The stage-road passes through a very varied and picturesque country, one which few pleasure travelers see, and which yet is as well worth a visit as any part of the western coast.
The Sacramento River, which rises in a large spring near the base of Mount Shasta, has worn its way through the high mountains, and rushes down for nearly a hundred miles of its course an impetuous, roaring mountain stream, abounding in trout at all seasons, and in June, July, and August filled with salmon which have come up here through the Golden Gates from the ocean to spawn.

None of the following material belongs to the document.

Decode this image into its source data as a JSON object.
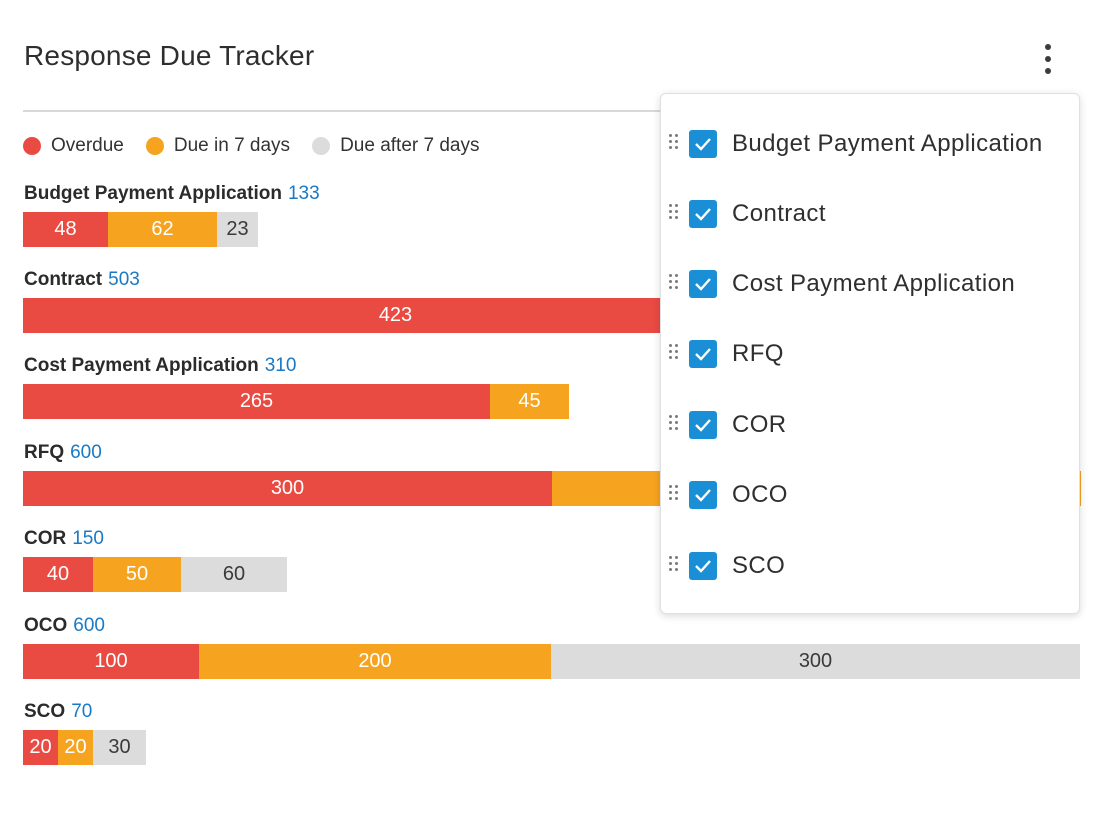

The stage-road follows almost to its source the devious course of the river, and you ride along sometimes nearly on a level with the stream, and again on a road-bed cut out of the steep mountain side a thousand or fifteen hundred feet above the river; through fine forests of sugar-pines and yellow pines many of which come almost up to the dimensions of the great sequoias. The river and its upper tributaries abound in trout, and this region is famous among Californian sportsmen for deer and fish.
Many farm-houses along the road accommodate travelers who desire to stay to enjoy the fine scenery, and to hunt and fish; and a notable stopping-place is Fry's Soda Spring, fourteen hours by stage from Redding, kept by Isaac Fry and his excellent wife--a clean, comfortable little mountain inn, where you get good and well-cooked food, and where you will find what your stage ride will make welcome to you--a comfortable bath.